Одновременно с тем в устной речи существовало выражение «Ужасть как!». Сатирики употребляли это сочетание, когда хотели посмеяться над восторженными обывательницами. «Ужасть как ты славен!» («Живописец», 1772); «Я слышала, муж твой ужасть как занят» («Северная пчела», 1833). Вряд ли в те далекие годы дамы думали об английских выражениях. Но «страшное» женское слово ужас они уже впрягли в сравнительный оборот ужас как. Не совсем заменяет слово очень, но близко к нему.

Слово очень предпочитал еще и Достоевский, который, при любви к энергичным выражениям, говорит нередко даже так: мы очень поцеловались вместо мы крепко расцеловались. Обычным словом стало и сильно; его употребляют все — от Пушкина до Тургенева, во многих дневниках встречаем только его: «весть сильно поразила меня», «сильно хочется», «сильно нравится», «сильно одобрил». Не только очень и сильно. Мазурик с Сенной площади «смотрит шибко зажиточным» у Вс. Крестовского, а Подросток в романе Достоевского, мечтая стать Ротшильдом, думает о том, что для него «было капитально важно…» — капитально в связи с капиталами. А с конца 60-х годов пришли в нашу речь слова страшно и ужасно.

Особенно выделяется своим пристрастием к слову ужасно писатель П. Боборыкин, хотя еще в начале XX века стилисты выделяли его кавычками. Встречается и слово страшно, но также только при глагольной форме: «дорога была страшно избита» — читаем у Л. Пантелеева. Люди старшего поколения полагали в ту пору, что вместо крайне можно сказать очень: не так патетично, и подобные «словечки пересаливают какое-нибудь понятие, как, например, страшно, ужасно, когда никаких страхов и ужасов нет, и можно, в большей части случаев, вполне ограничиться бестрепетным чрезвычайно».

Юрист А. Ф. Кони вспоминал, что особенно часто подобные выражения встречались в его практике: «На каждом шагу в описании того, что произошло или могло произойти с потерпевшим». Но это наблюдалось в просторечии, отражало взволнованную речь испуганного человека.
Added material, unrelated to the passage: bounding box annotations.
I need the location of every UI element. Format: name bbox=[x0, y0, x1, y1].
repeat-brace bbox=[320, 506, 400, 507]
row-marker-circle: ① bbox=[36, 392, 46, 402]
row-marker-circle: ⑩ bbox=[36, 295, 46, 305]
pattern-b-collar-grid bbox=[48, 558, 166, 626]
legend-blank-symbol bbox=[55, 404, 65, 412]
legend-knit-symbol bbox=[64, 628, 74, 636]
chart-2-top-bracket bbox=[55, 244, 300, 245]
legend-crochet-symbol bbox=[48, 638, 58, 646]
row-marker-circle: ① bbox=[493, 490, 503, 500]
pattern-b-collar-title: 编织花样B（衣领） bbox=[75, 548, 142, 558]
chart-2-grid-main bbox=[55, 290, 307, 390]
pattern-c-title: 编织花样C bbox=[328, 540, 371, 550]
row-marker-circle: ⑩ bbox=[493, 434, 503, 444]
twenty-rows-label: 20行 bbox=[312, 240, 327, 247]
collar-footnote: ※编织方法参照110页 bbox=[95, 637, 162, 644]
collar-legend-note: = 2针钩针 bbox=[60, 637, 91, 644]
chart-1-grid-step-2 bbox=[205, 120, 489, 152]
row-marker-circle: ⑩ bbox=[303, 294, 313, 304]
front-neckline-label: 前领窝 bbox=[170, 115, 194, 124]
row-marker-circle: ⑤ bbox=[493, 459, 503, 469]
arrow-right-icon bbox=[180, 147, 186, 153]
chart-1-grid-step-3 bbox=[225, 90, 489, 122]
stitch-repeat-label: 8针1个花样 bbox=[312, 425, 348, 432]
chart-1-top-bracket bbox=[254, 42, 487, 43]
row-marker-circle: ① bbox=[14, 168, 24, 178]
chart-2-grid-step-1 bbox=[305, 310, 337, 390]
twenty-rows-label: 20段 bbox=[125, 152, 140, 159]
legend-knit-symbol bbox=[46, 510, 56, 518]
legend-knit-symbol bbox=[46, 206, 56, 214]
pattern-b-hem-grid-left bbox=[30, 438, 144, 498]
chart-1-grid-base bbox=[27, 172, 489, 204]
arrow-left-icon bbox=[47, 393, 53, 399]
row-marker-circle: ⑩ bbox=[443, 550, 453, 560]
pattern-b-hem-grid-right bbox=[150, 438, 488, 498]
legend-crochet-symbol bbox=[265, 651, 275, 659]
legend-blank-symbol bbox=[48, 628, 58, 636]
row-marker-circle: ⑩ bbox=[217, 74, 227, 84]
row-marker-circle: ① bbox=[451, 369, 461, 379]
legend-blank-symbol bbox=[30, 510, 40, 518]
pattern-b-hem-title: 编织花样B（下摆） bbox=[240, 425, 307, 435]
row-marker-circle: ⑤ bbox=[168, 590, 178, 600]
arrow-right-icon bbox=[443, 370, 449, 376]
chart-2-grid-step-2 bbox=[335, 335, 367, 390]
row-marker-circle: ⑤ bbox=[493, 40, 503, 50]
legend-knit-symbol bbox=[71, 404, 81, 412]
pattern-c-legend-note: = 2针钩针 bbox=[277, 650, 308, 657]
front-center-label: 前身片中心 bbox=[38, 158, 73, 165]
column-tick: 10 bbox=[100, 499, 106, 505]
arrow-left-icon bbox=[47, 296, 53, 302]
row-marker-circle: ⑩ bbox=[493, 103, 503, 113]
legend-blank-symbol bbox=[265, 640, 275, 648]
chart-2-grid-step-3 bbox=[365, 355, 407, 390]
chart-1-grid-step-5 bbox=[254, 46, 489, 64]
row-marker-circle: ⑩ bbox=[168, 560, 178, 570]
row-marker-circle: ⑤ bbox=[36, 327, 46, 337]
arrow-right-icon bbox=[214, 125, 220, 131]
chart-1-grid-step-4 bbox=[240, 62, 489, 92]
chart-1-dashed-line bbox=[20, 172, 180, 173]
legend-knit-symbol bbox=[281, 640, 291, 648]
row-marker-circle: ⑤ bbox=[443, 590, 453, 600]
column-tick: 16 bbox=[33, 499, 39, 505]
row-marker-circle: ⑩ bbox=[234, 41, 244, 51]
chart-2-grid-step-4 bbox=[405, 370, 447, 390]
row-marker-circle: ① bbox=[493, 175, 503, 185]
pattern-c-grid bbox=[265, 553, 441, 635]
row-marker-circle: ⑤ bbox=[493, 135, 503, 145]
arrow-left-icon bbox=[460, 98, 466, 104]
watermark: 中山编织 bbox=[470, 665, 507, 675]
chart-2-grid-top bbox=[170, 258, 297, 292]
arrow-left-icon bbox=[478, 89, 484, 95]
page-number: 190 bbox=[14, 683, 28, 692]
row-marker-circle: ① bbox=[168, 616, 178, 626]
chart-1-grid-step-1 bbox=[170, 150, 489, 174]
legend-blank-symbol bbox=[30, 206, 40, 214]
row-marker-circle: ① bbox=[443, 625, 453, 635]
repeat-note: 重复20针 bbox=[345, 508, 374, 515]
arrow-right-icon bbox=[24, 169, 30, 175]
Кроме крайне появлялись и другие слова. Вот — крепко: «крепко болен», «крепко длинная веревка». Неправильными выражениями считал их, как и все современники, учитель гимназии В. Долопчев, который в 1909 году напечатал «Опыт словаря неправильностей в русской разговорной речи»: лучше сказать очень, сильно. Характерное уточнение: сильно уже получило права гражданства наравне с очень, как и очень после XVIII века заменило прежние вельми и зело. Трудно поверить, но триста лет назад очень произносилось очунь и было грубым простонародным, а зело — совершенно нормальным словом! Сегодня зело настолько устарело, растратив весь заряд своей образности, что даже в историческом романе не каждый писатель решится его использовать, настолько оттеснили его и весьма, появившееся на месте вельми, и обычное для нас очень. Но ведь тем временем в смене слов продолжалось развитие степеней выразительности, хотя то, что раньше искали в качественных характеристиках — очень, отлично, капитально, шибко, — на исходе XIX века стали находить в количественных мерах: крайне, крепко, слишком.

Разговорные формы проникали в печать через мемуары, письма и сатирические листки. «Смерть жарко!» — восклицает один герой в пародийной трагедии «Свистка» (1853); «Смерть люблю поэзию!», «Страх сколько времени!» Как ни борись с этой стихией, она побеждает. Новые слова оказались более удобными, хотя бы тем, что не связаны с другими словами в предложении и выражают эмоцию всей речи целиком.

Вовсе не так просты ужас да страх. Они более осмысленны, чем прадедовские ах да ох. Можно сказать даже, что они выражают те же эмоции, но содержательнее междометий.

Только использовать их следует осмысленно. Не случайно заметил Лев Толстой одному писателю: «Вот вы пишете об ужасном случае. Но у вас много слов: страшный, ужасный. Это не годится. Страшные вещи надо, наоборот, писать самыми простыми, „нестрашными“ словами».